The Dawes Unit was a specialist unit within Catch22 that addressed the harms caused by gangs and youth violence, bringing together research, policy and practice. The service produced a range of research, which addresses the problems caused by gangs and explores how best to prevent gang involvement and support those looking to exit. This publication is part of that output.
Social media now plays a central role in the lives of young people in the UK, with the vast majority of teenagers using smartphones and tablets to access online platforms throughout their waking hours. The integration of social media into the daily lives of young people has left online– offline boundaries increasingly blurred. Whilst online activity offers huge potential to enhance the quantity and quality of communication between people across the world, it also raises some serious challenges.
This report focuses on one of these challenges, namely, the links between young people’s use of social media and youth violence. Whilst social media platforms are being used to glamourise, display and incite serious acts of violence, this content currently drifts under the radar of responsible adults and organisations which have the potential to respond to and challenge this behaviour.
The report makes for uncomfortable reading, particularly for those who work with young people and recognise the daily challenges that many face. The attitudes and behaviour of the young people discussed in this report must be viewed within the wider social and economic context of their lives. Many will have grown up in areas of socioeconomic deprivation, may be struggling to cope with serious issues around trauma stemming from early childhood experiences and are therefore exhibiting attitudes and behaviours that are tragically understandable when considered in this context. All of the findings presented in this report are intended to be read in light of the above.

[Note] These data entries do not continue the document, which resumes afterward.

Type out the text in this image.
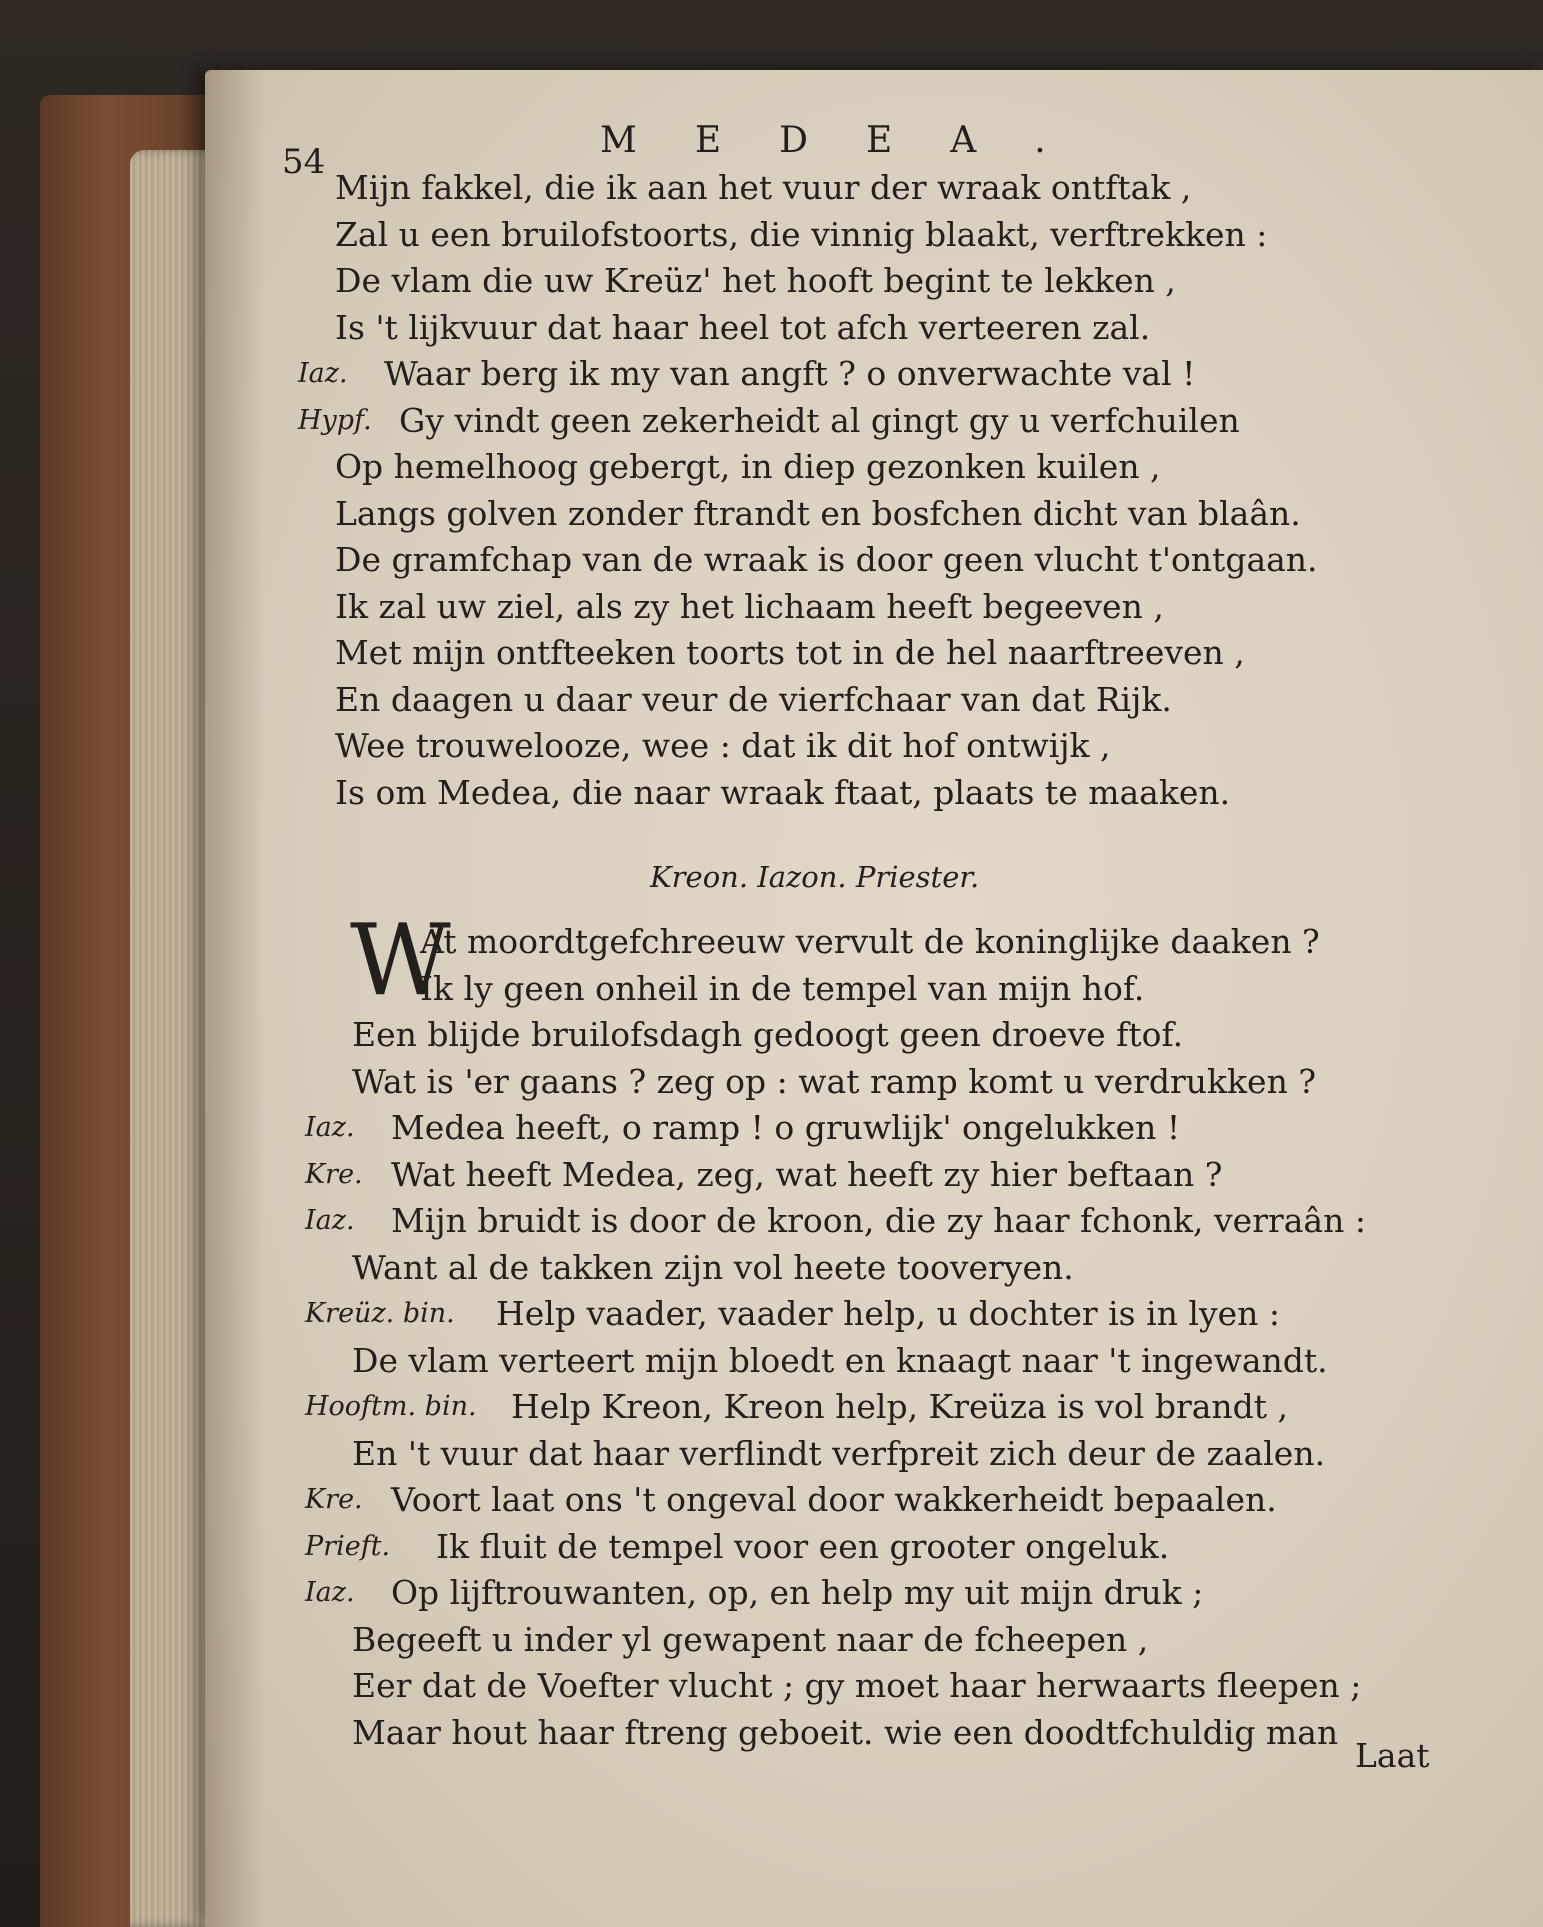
54
MEDEA.
Mijn fakkel, die ik aan het vuur der wraak ontftak ,
Zal u een bruilofstoorts, die vinnig blaakt, verftrekken :
De vlam die uw Kreüz' het hooft begint te lekken ,
Is 't lijkvuur dat haar heel tot afch verteeren zal.
Iaz. Waar berg ik my van angft ? o onverwachte val !
Hypf. Gy vindt geen zekerheidt al gingt gy u verfchuilen
Op hemelhoog gebergt, in diep gezonken kuilen ,
Langs golven zonder ftrandt en bosfchen dicht van blaân.
De gramfchap van de wraak is door geen vlucht t'ontgaan.
Ik zal uw ziel, als zy het lichaam heeft begeeven ,
Met mijn ontfteeken toorts tot in de hel naarftreeven ,
En daagen u daar veur de vierfchaar van dat Rijk.
Wee trouwelooze, wee : dat ik dit hof ontwijk ,
Is om Medea, die naar wraak ftaat, plaats te maaken.
Kreon. Iazon. Priester.
W
At moordtgefchreeuw vervult de koninglijke daaken ?
Ik ly geen onheil in de tempel van mijn hof.
Een blijde bruilofsdagh gedoogt geen droeve ftof.
Wat is 'er gaans ? zeg op : wat ramp komt u verdrukken ?
Iaz. Medea heeft, o ramp ! o gruwlijk' ongelukken !
Kre. Wat heeft Medea, zeg, wat heeft zy hier beftaan ?
Iaz. Mijn bruidt is door de kroon, die zy haar fchonk, verraân :
Want al de takken zijn vol heete tooveryen.
Kreüz. bin. Help vaader, vaader help, u dochter is in lyen :
De vlam verteert mijn bloedt en knaagt naar 't ingewandt.
Hooftm. bin. Help Kreon, Kreon help, Kreüza is vol brandt ,
En 't vuur dat haar verflindt verfpreit zich deur de zaalen.
Kre. Voort laat ons 't ongeval door wakkerheidt bepaalen.
Prieft. Ik fluit de tempel voor een grooter ongeluk.
Iaz. Op lijftrouwanten, op, en help my uit mijn druk ;
Begeeft u inder yl gewapent naar de fcheepen ,
Eer dat de Voefter vlucht ; gy moet haar herwaarts fleepen ;
Maar hout haar ftreng geboeit. wie een doodtfchuldig man
Laat
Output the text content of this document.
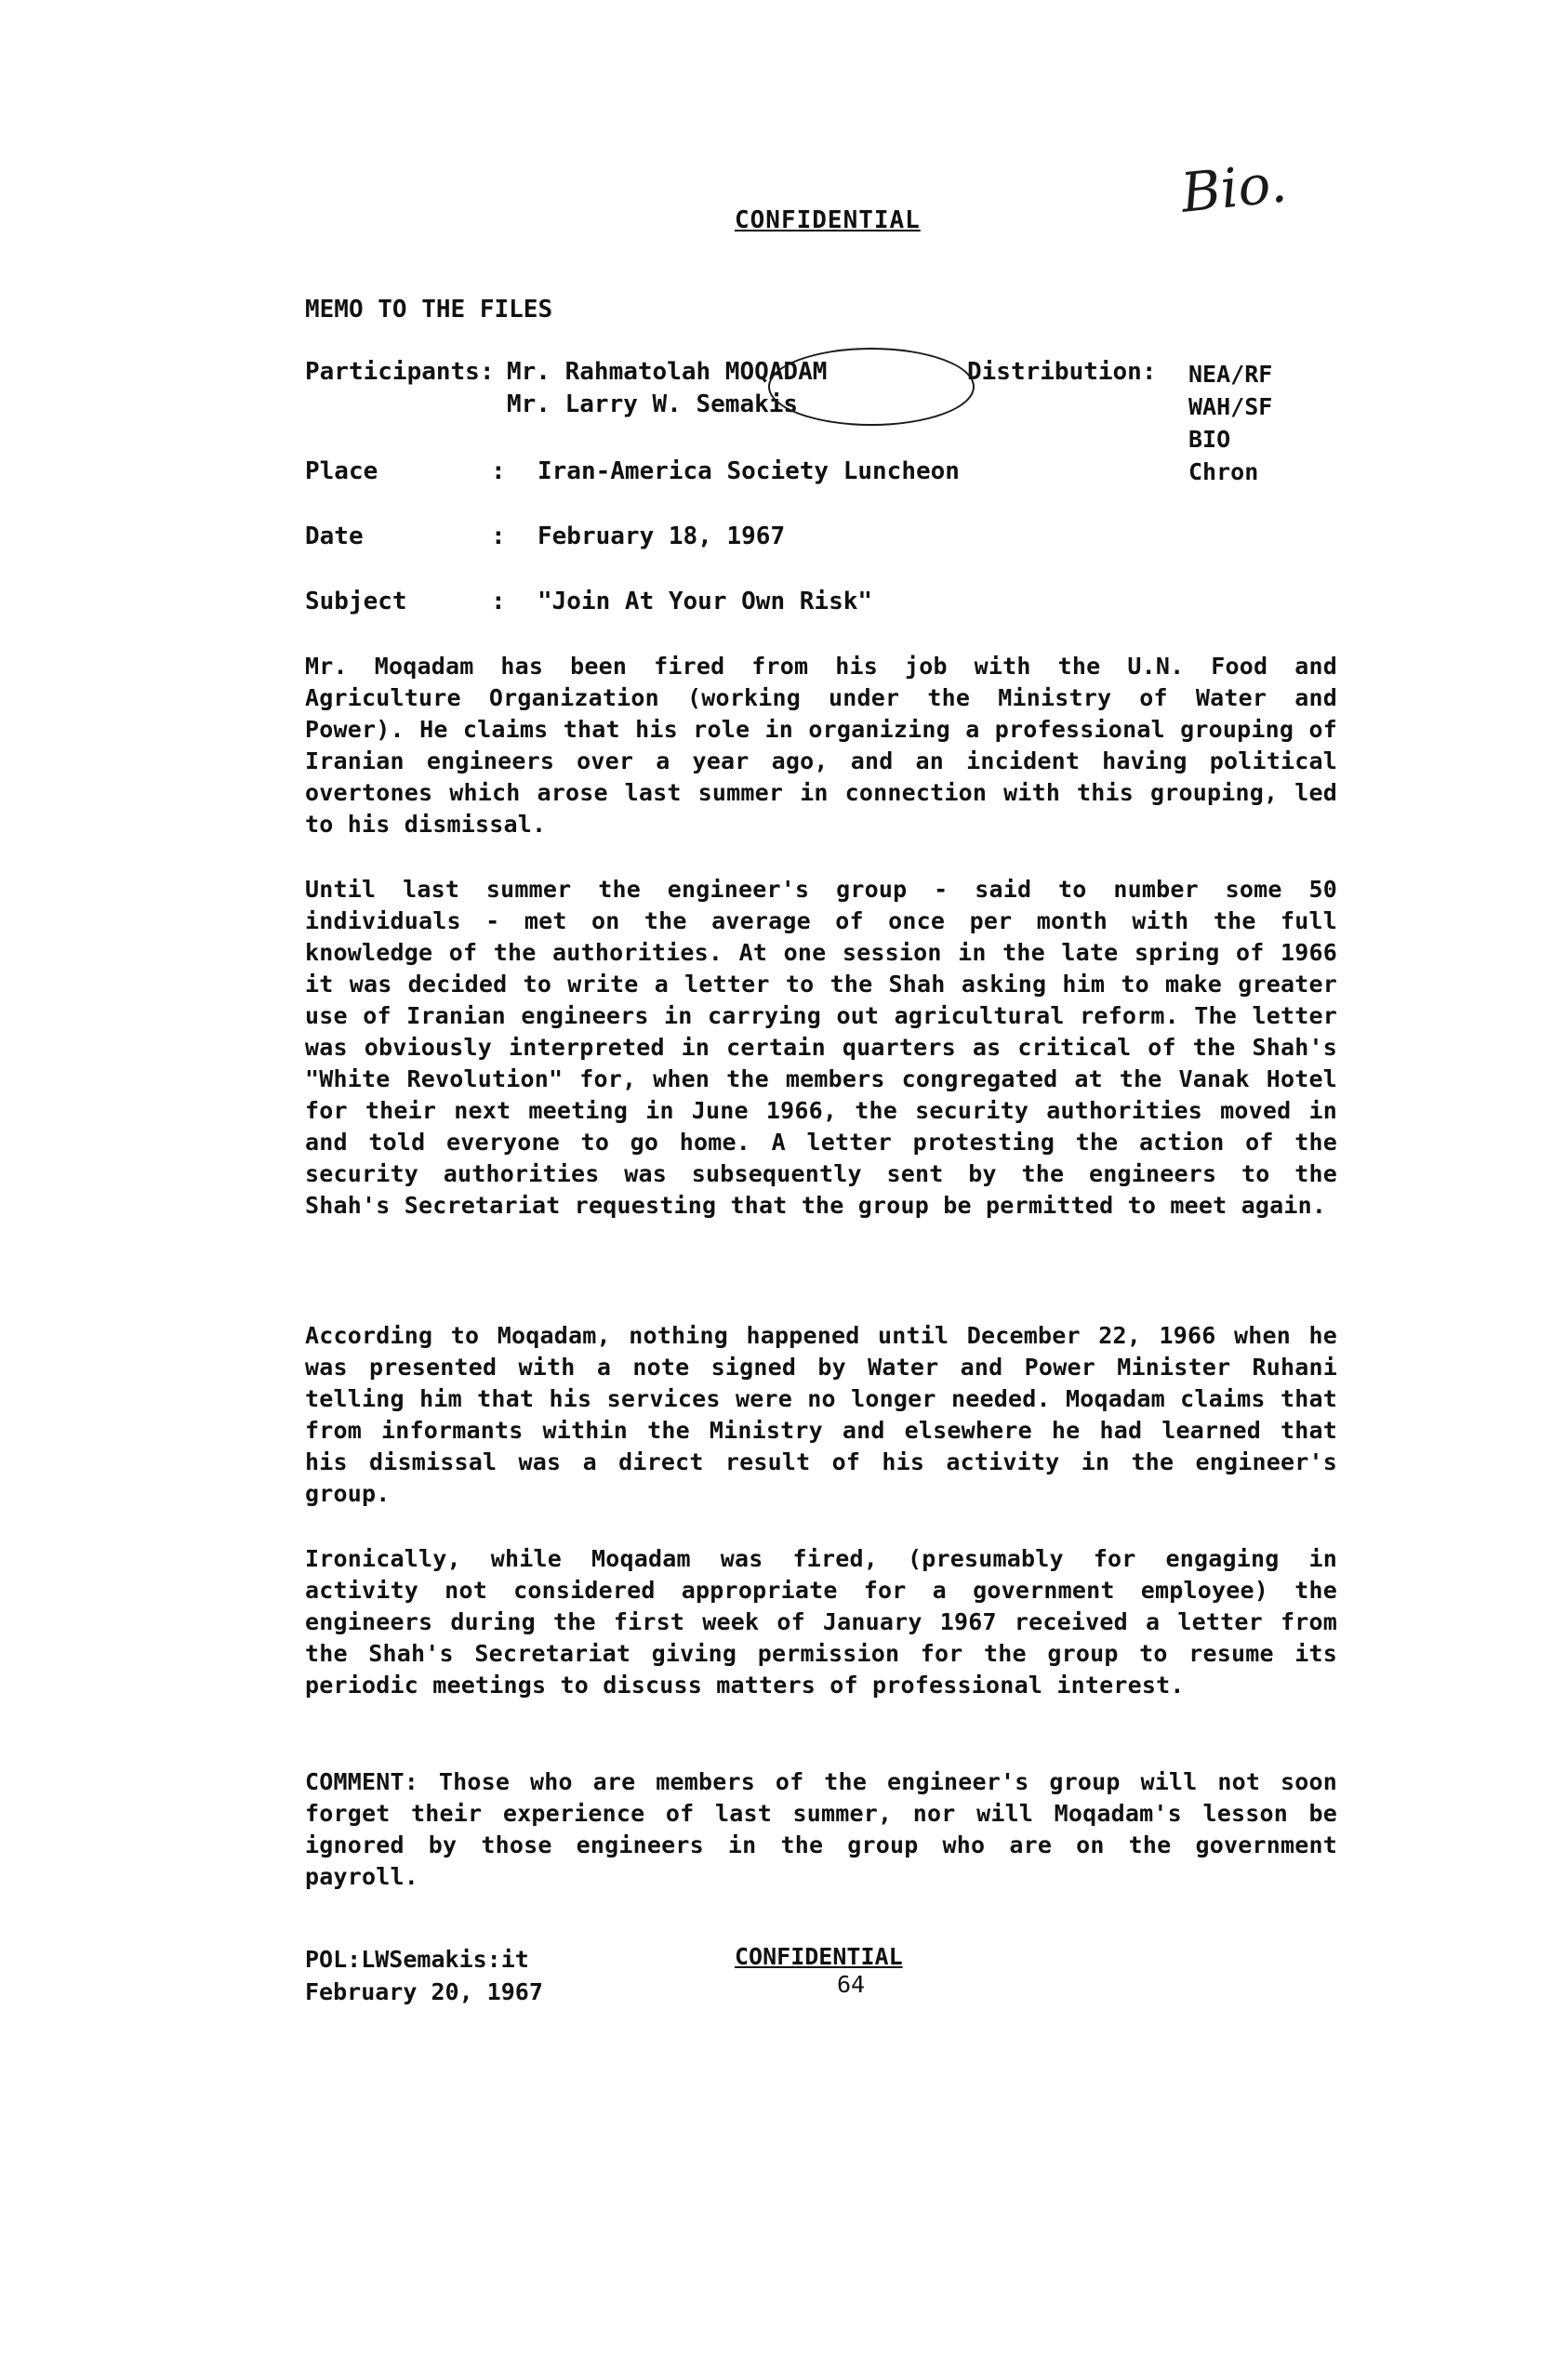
CONFIDENTIAL	Bio.
MEMO TO THE FILES
Participants: Mr. Rahmatolah MOQADAM
Mr. Larry W. Semakis
Distribution: NEA/RF
WAH/SF
BIO
Chron
Place	: Iran-America Society Luncheon
Date	: February 18, 1967
Subject	: "Join At Your Own Risk"
Mr. Moqadam has been fired from his job with the U.N. Food and Agriculture Organization (working under the Ministry of Water and Power). He claims that his role in organizing a professional grouping of Iranian engineers over a year ago, and an incident having political overtones which arose last summer in connection with this grouping, led to his dismissal.
Until last summer the engineer's group - said to number some 50 individuals - met on the average of once per month with the full knowledge of the authorities. At one session in the late spring of 1966 it was decided to write a letter to the Shah asking him to make greater use of Iranian engineers in carrying out agricultural reform. The letter was obviously interpreted in certain quarters as critical of the Shah's "White Revolution" for, when the members congregated at the Vanak Hotel for their next meeting in June 1966, the security authorities moved in and told everyone to go home. A letter protesting the action of the security authorities was subsequently sent by the engineers to the Shah's Secretariat requesting that the group be permitted to meet again.
According to Moqadam, nothing happened until December 22, 1966 when he was presented with a note signed by Water and Power Minister Ruhani telling him that his services were no longer needed. Moqadam claims that from informants within the Ministry and elsewhere he had learned that his dismissal was a direct result of his activity in the engineer's group.
Ironically, while Moqadam was fired, (presumably for engaging in activity not considered appropriate for a government employee) the engineers during the first week of January 1967 received a letter from the Shah's Secretariat giving permission for the group to resume its periodic meetings to discuss matters of professional interest.
COMMENT: Those who are members of the engineer's group will not soon forget their experience of last summer, nor will Moqadam's lesson be ignored by those engineers in the group who are on the government payroll.
POL:LWSemakis:it
February 20, 1967
CONFIDENTIAL
64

By highlighting the ways in which social media is acting as a catalyst and trigger for serious incidents of violence between young people in real life, the report provides a springboard for action and collaborative exchanges between a full range of stakeholders as we move forward. It identifies a number of measures aimed at preventing young people harming, and being harmed by, other young people as a result of activity on social media. Its recommendations, however, should not be taken as a fixed blueprint, but as a means of kick-starting the development of appropriate and effective policy and practice in this area.